Il nuovo Impero voluto dal fascismo veniva considerato lo strumento per conseguire questi valori, basati sulla consapevolezza in concreto abbastanza scarsa se si tiene conto dei frequentissimi rapporti sessuali con le donne del posto. A partire dal 1938 Mussolini decise di rallentare il processo di colonizzazione, sia per non incrementare la rivolta della varie bande di ribelli e sia anche perché non vi erano più risorse disponibili per sostenere i nuovi arrivi.
L’emigrazione in Africa consentì di alleviare parzialmente (non nella misura sperata) il livello di disoccupazione in Italia. Il modello di colonizzazione demografica avrebbe potuto perdurare (peraltro non per lungo tempo) solo con un forte intervento della spesa pubblica. Alla fine il governo fascista ridusse gli investimenti e sollecitò maggiormente uno sviluppo capitalistico che non pesasse sui fondi pubblici. Guardando i fatti, a posteriori, si conferma la convinzione che non era possibile favorire con la colonizzazione una emigrazione di massa. Era più realistico, invece, gestire una colonia economica di tipo classico, con un certo numero di italiani a dirigere le maestranze locali e la prospettiva di collocare all’estero gran parte dei prodotti. Il sogno di una “nuova Italia d’oltremare” era irrealistica, contrastata inizialmente dai fattori critici incontrati in loco e poi spazzata via dalla conquista dell’indipendenza degli ex territori coloniali.
Conclusioni
Lo studio dei flussi migratori verso le colonie italiane nel periodo fascista mostra che i trasferimenti, pur non essendo stati pari alle attese iniziali, furono tutt’altro che trascurabili anche se costosi per le finanze pubbliche e dagli effetti non duraturi in quanto legati al colonialismo, destinato a finire dopo la seconda guerra mondiale. Spicca una distinzione tra gli insediamenti realizzati nell’Africa Orientale Italiana, quasi del tutto scomparsi subito dopo il conflitto mondiale, e quelli in Libia, rimasti per un periodo non trascurabile attraverso i pionieri di quella emigrazione e poi continuati con i flussi al seguito delle aziende italiane chiamate a occuparsi delle infrastrutture e dell’estrazione del petrolio in quel Paese.

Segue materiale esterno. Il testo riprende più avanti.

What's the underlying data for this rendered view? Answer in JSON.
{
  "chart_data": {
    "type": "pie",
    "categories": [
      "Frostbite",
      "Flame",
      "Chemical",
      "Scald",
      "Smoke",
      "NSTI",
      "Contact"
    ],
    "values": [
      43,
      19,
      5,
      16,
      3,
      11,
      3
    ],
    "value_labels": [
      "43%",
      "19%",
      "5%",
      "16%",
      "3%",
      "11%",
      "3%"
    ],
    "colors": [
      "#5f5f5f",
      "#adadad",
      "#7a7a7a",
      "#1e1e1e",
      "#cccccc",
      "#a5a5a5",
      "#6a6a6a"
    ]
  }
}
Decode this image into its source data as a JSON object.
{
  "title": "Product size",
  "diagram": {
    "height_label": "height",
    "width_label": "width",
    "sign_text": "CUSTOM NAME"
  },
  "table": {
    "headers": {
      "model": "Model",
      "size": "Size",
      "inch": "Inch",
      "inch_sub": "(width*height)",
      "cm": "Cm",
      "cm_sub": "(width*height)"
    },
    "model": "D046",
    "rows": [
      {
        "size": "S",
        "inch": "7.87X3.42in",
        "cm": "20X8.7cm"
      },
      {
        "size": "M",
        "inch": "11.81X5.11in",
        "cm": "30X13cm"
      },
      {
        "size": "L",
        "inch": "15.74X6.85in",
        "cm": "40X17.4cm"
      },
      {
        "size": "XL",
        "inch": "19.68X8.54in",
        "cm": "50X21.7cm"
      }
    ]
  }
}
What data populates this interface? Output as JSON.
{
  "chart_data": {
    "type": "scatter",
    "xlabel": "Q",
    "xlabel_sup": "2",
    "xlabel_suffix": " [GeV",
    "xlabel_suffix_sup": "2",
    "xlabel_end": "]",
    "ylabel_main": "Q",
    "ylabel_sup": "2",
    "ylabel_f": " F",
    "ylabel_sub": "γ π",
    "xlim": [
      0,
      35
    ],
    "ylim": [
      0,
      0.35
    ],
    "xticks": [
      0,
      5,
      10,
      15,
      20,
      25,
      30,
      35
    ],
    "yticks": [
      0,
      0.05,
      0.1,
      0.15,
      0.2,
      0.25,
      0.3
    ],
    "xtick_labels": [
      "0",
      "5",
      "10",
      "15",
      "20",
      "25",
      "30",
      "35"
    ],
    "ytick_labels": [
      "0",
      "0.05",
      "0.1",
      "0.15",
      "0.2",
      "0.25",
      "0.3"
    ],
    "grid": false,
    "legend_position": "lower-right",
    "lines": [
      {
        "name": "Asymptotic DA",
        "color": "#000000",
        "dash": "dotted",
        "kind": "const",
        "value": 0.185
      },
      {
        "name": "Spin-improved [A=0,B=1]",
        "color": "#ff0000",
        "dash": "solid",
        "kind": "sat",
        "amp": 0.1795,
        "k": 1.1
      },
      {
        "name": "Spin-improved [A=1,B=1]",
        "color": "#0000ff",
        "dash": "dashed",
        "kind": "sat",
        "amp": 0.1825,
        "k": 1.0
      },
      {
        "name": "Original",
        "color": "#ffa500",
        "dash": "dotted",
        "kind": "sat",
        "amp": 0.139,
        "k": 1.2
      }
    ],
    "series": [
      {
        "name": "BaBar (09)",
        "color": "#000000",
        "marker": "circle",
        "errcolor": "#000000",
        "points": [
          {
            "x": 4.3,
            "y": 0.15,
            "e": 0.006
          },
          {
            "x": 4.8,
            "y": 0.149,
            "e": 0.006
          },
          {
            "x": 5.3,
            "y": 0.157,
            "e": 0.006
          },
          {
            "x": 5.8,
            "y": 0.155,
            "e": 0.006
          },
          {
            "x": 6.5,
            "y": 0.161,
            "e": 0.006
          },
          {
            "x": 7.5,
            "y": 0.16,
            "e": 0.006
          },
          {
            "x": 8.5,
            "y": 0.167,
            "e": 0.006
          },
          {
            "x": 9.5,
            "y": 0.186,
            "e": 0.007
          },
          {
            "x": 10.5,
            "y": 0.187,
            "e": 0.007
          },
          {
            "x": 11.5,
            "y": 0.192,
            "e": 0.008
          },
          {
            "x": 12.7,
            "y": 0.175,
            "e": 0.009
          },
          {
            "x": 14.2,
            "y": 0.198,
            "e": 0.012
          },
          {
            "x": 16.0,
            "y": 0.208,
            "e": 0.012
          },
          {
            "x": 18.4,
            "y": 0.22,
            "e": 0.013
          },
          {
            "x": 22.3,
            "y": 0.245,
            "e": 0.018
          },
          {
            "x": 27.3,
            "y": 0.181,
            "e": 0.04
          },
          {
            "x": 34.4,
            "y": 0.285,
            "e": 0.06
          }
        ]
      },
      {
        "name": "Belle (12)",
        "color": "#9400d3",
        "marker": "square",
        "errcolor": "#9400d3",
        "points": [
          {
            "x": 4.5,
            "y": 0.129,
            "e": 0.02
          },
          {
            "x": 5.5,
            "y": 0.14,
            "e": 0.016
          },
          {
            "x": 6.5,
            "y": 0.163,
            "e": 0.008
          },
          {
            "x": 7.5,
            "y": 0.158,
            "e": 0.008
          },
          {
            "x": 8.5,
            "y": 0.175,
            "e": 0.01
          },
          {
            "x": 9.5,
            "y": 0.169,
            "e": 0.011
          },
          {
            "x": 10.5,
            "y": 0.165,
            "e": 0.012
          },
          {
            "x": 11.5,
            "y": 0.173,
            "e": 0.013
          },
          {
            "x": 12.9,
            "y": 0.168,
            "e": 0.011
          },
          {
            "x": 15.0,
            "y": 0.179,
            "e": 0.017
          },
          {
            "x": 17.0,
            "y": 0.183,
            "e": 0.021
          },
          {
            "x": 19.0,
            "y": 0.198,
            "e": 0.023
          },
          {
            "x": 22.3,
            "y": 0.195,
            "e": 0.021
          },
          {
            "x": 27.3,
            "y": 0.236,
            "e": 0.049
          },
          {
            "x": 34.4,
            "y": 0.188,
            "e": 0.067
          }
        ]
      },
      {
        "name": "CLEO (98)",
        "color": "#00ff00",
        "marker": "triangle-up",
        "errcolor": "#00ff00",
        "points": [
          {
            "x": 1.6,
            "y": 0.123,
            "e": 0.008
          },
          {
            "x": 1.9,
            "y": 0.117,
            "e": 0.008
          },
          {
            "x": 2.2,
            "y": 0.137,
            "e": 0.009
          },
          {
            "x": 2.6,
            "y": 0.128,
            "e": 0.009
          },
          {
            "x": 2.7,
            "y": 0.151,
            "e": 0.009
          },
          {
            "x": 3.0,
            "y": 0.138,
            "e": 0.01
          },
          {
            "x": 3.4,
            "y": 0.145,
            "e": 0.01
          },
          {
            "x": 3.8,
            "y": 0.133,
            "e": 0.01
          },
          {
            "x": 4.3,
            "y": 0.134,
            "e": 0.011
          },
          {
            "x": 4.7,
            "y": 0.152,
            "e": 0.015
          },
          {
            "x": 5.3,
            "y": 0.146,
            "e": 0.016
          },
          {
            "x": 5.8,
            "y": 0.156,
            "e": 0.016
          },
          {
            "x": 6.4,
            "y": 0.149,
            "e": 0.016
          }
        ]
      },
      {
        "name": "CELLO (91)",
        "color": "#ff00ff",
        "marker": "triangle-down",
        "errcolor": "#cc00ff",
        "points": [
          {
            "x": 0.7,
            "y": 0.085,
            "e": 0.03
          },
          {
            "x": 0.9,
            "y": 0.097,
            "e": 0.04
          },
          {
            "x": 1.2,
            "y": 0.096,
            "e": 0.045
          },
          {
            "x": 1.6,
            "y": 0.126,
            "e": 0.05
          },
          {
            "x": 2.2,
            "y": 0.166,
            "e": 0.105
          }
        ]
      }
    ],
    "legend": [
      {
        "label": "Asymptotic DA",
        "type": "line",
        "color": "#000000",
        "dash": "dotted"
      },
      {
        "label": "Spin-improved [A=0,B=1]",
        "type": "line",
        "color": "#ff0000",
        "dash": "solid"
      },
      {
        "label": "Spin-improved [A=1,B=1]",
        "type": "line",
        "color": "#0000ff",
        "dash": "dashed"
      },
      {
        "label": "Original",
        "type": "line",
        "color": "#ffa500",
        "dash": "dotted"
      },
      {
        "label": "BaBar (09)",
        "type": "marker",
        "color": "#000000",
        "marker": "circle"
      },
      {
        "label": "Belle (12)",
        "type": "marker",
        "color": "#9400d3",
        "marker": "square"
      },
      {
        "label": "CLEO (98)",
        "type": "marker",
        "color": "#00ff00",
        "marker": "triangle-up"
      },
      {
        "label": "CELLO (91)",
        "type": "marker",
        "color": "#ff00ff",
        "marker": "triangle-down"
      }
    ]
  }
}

Gli anni ’60 e ’70 del secolo scorso risultano fortemente segnati dal ritorno dei profughi dagli ex territori coloniali e negli anni ’70 è iniziato anche il movimento migratorio in senso inverso, caratterizzato da nordafricani e originari del Corno d’Africa venuti in Italia non solo come lavoratori ma anche come richiedenti asilo. Uno scenario, quindi completamente ribaltato!
La Libia è implicata in questo nuovo scenario non come Stato da cui si emigra bensì come terra attraverso la quale passano i migranti di altri Paesi interessati a raggiungere l’Europa. In questo contesto si richiedono nuove politiche migratorie, che l’Unione Europea e i singoli Stati membri fanno fatica a elaborare, tenendo conto che all’Europa è vicino il continente africano e in particolare la sponda sud del Mediterraneo. Anche dal periodo qui esaminato, come dall’intera storia dell’emigrazione italiana, ricaviamo degli spunti utili innanzi tutto per considerare il fenomeno migratorio costitutivo dell’esperienza dei popoli e, quindi, per studiare previsioni a medio termine che superino le emergenze e siano durature nei loro effetti.